Tanzania: Minister Warns 'Unethical' Traders

MORE than 30 unofficial ports along the coastline in Dar es Salaam and Coast regions are linked with smuggling of substandard and counterfeit goods into the country.

Despite inspections by the Tanzania Bureau of Standards (TBS), Fair Competition Commission (FCC), Tanzania Revenue Authority (TRA) and the Tanzania Ports Authority (TPA) at official entry points, the problem has remained rampant.

The Minister of Industry and Trade, Dr Abdallah Kigoda, has strongly warned traders engaged in illegal business, especially those smuggling fake or substandard goods into the country to stop immediately.

He said the ministry in collaboration with the Police Force was now executing the campaign against illegal trade. Dr Kigoda ordered business people to remove all fake products from the shelves and stores before tough measures were implemented.

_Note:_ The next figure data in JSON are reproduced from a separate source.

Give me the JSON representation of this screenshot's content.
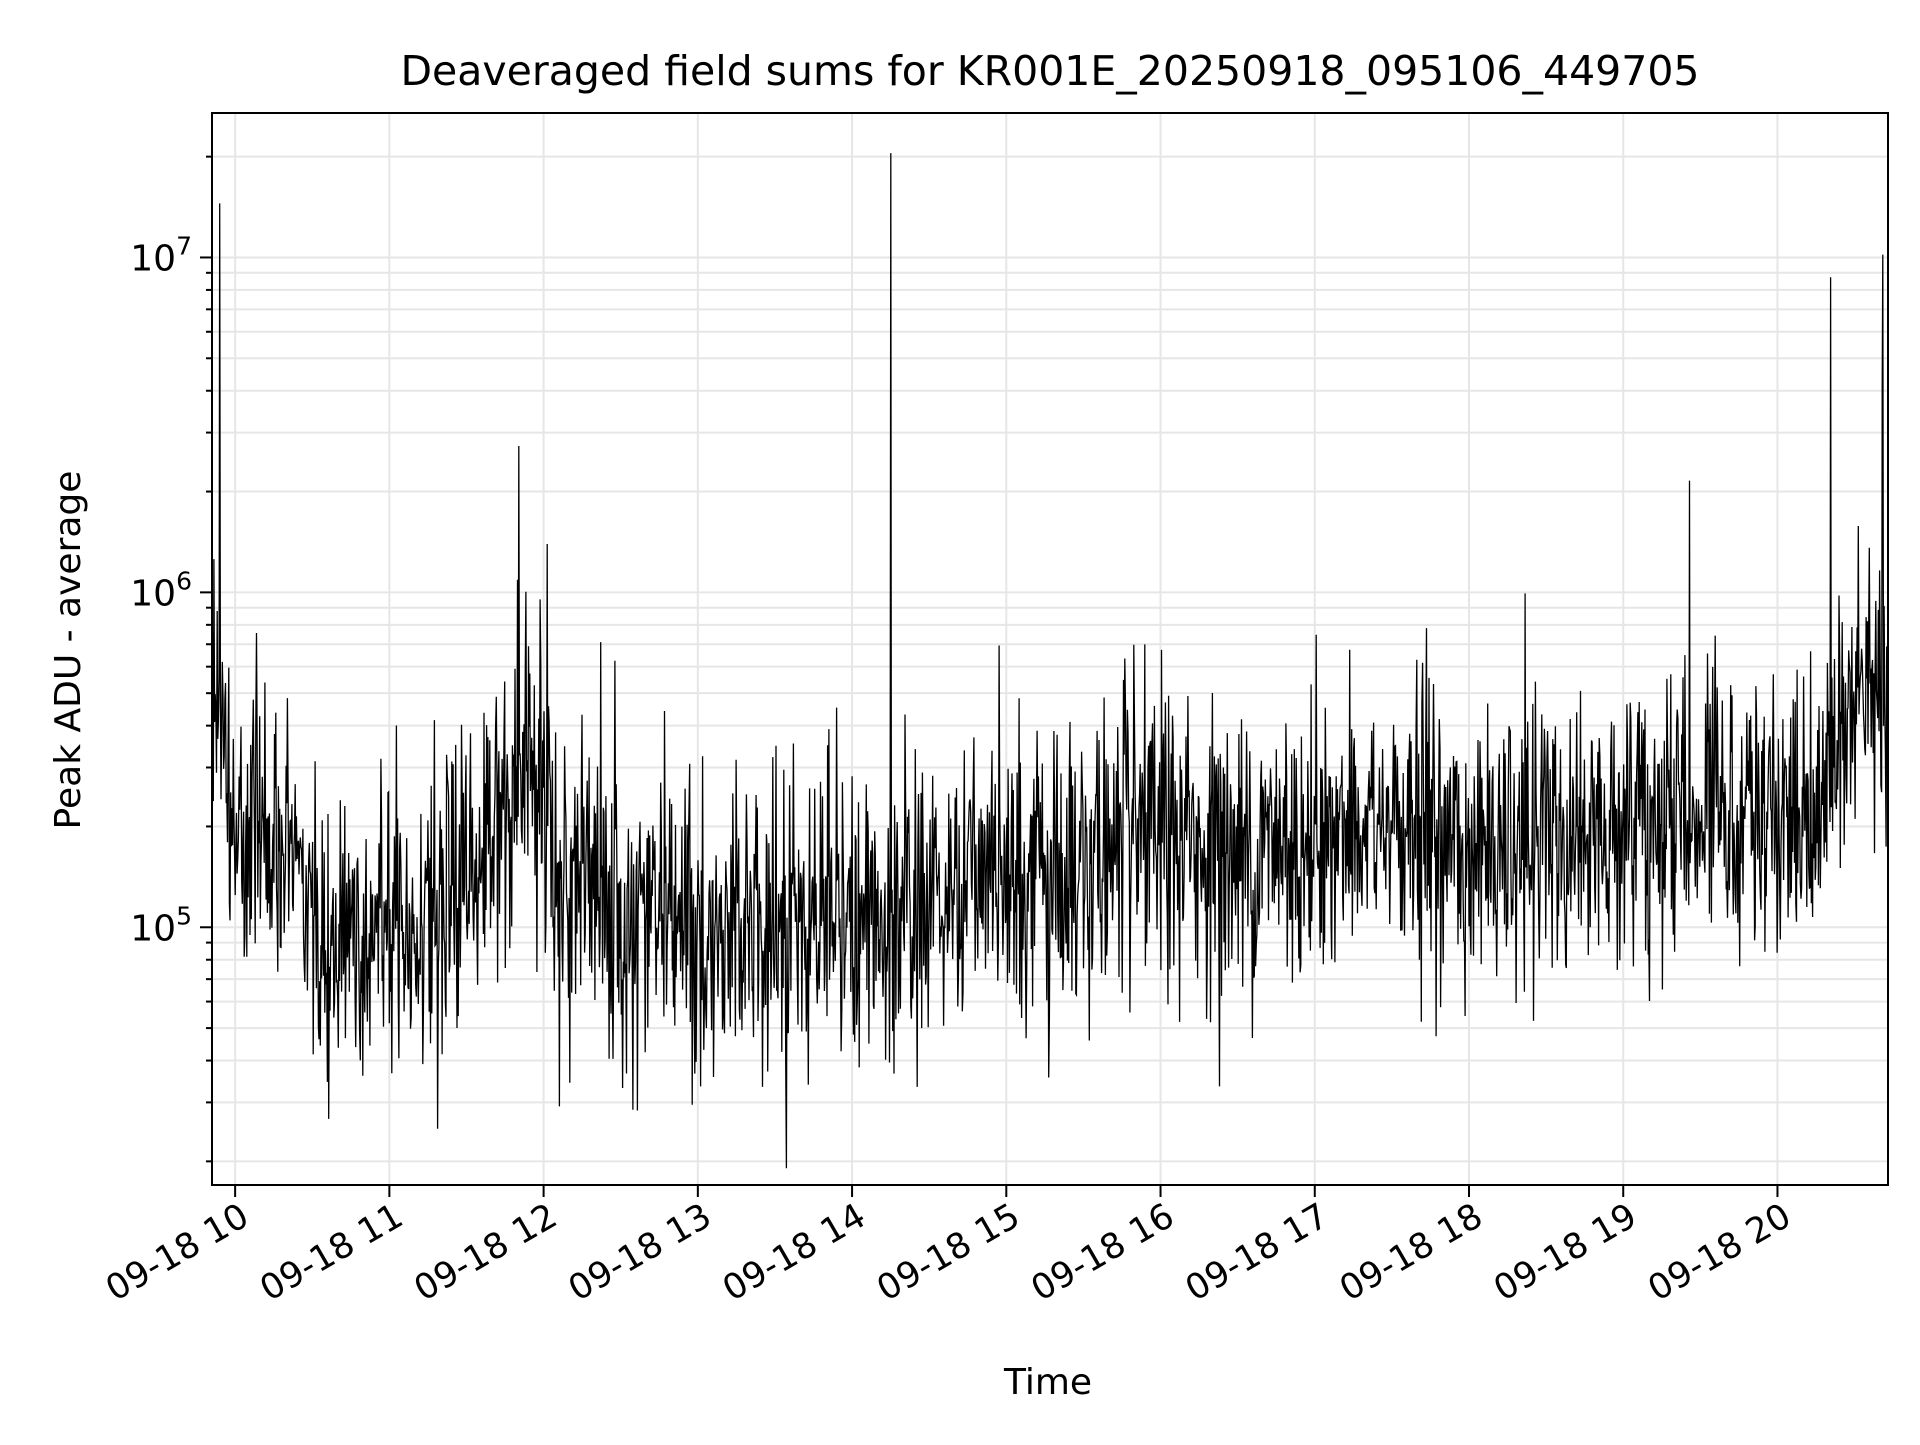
{
  "chart_data": {
    "type": "line",
    "title": "Deaveraged field sums for KR001E_20250918_095106_449705",
    "xlabel": "Time",
    "ylabel": "Peak ADU - average",
    "x_axis": {
      "kind": "datetime",
      "range": [
        "2025-09-18 09:51",
        "2025-09-18 20:43"
      ],
      "tick_labels": [
        "09-18 10",
        "09-18 11",
        "09-18 12",
        "09-18 13",
        "09-18 14",
        "09-18 15",
        "09-18 16",
        "09-18 17",
        "09-18 18",
        "09-18 19",
        "09-18 20"
      ]
    },
    "y_axis": {
      "scale": "log",
      "range": [
        17000,
        27000000
      ],
      "tick_labels": [
        {
          "base": "10",
          "exp": "5"
        },
        {
          "base": "10",
          "exp": "6"
        },
        {
          "base": "10",
          "exp": "7"
        }
      ]
    },
    "grid": true,
    "line_color": "#000000",
    "series": [
      {
        "x": [
          "2025-09-18 09:51",
          "2025-09-18 10:00",
          "2025-09-18 10:30",
          "2025-09-18 10:40",
          "2025-09-18 11:00",
          "2025-09-18 11:30",
          "2025-09-18 11:55",
          "2025-09-18 12:05",
          "2025-09-18 12:30",
          "2025-09-18 13:00",
          "2025-09-18 13:30",
          "2025-09-18 13:50",
          "2025-09-18 14:15",
          "2025-09-18 14:40",
          "2025-09-18 15:00",
          "2025-09-18 15:30",
          "2025-09-18 16:00",
          "2025-09-18 16:30",
          "2025-09-18 17:00",
          "2025-09-18 17:30",
          "2025-09-18 18:00",
          "2025-09-18 18:30",
          "2025-09-18 19:00",
          "2025-09-18 19:30",
          "2025-09-18 20:00",
          "2025-09-18 20:15",
          "2025-09-18 20:25",
          "2025-09-18 20:43"
        ],
        "y": [
          550000,
          230000,
          130000,
          90000,
          110000,
          130000,
          350000,
          160000,
          110000,
          100000,
          100000,
          120000,
          100000,
          140000,
          140000,
          150000,
          190000,
          160000,
          190000,
          200000,
          170000,
          180000,
          200000,
          230000,
          220000,
          200000,
          470000,
          550000
        ]
      }
    ],
    "annotations": [
      {
        "x": "2025-09-18 09:54",
        "y": 14500000
      },
      {
        "x": "2025-09-18 14:15",
        "y": 20500000
      },
      {
        "x": "2025-09-18 20:41",
        "y": 10200000
      }
    ]
  }
}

"The coastline along the Indian Ocean is long and some people take advantage of geography to play foul," he said. He said the presence of the 32 unofficial ports was earmarked in two regions, but the situation could be worse in other unidentified parts along the coastline and lakes across the country. "This," he said, "calls for swift measures to put to an end the costly malpractice."

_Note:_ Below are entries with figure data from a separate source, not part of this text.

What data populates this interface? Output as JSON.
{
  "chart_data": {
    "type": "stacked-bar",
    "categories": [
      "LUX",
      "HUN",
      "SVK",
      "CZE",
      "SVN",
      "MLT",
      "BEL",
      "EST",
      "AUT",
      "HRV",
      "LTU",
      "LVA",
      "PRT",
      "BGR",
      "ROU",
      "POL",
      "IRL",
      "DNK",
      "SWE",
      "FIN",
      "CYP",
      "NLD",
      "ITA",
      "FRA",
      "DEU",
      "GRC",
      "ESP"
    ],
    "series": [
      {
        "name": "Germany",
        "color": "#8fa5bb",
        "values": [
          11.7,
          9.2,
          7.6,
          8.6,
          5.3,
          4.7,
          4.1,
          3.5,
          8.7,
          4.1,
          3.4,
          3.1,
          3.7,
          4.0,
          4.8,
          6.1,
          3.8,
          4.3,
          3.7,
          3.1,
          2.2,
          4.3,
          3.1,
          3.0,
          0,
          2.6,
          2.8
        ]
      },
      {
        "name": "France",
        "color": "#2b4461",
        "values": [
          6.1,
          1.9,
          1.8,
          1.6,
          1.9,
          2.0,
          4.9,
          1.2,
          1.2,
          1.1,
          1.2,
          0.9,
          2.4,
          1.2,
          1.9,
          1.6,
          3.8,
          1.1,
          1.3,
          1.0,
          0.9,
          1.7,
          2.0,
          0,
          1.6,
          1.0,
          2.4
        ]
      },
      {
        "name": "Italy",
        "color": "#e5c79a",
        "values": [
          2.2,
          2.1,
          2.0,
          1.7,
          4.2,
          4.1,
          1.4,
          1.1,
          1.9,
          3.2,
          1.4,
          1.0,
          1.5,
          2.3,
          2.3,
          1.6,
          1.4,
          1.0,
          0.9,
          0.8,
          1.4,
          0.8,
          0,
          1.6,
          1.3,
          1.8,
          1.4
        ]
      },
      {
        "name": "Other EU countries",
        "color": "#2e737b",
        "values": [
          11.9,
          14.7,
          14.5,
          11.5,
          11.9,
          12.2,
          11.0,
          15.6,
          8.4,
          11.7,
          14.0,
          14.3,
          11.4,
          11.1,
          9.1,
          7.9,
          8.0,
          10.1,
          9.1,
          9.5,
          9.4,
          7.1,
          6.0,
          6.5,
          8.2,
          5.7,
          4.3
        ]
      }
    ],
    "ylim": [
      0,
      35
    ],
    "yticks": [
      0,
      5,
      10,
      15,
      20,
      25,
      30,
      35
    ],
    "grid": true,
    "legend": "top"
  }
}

Recent statistics show that about 20 per cent of all imported goods into the country are fake, thus plunging the nation into massive revenue losses as well as health risks to its citizens. It is estimated that between 15 and 25 per cent of total domestic revenues are lost due to counterfeit imports.

Dr Kigoda told a press conference that the government was determined to uproot all culprits engaged in illegal business to protect the country's manufacturing sector. "The manufacturing sector has been suffering massive losses due to few individuals with intention to make quick gains.

It is unacceptable and the government will deploy all its respective instruments to put to an end the business," he said. He said the local market has experienced influx of substandard electric wares, motorcycles, bicycles, tyres and some consumable goods which have been causing losses to buyers.

The last year's figures reveal an annual loss of between 540bn/- and 900bn/- due to tax evasion related to counterfeit and substandard goods. Dr Kigoda called upon importers of substandard motorcycles to stop immediately as it was raising serious concern due to losses incurred by consumers in a short span of time.

Apart from providing employment to the youths, but it is continuously costing the nation lives due to accidents. For example, between January and November this year, 1,997 accidents were reported, costing lives of 140 people in Dar es Salaam alone.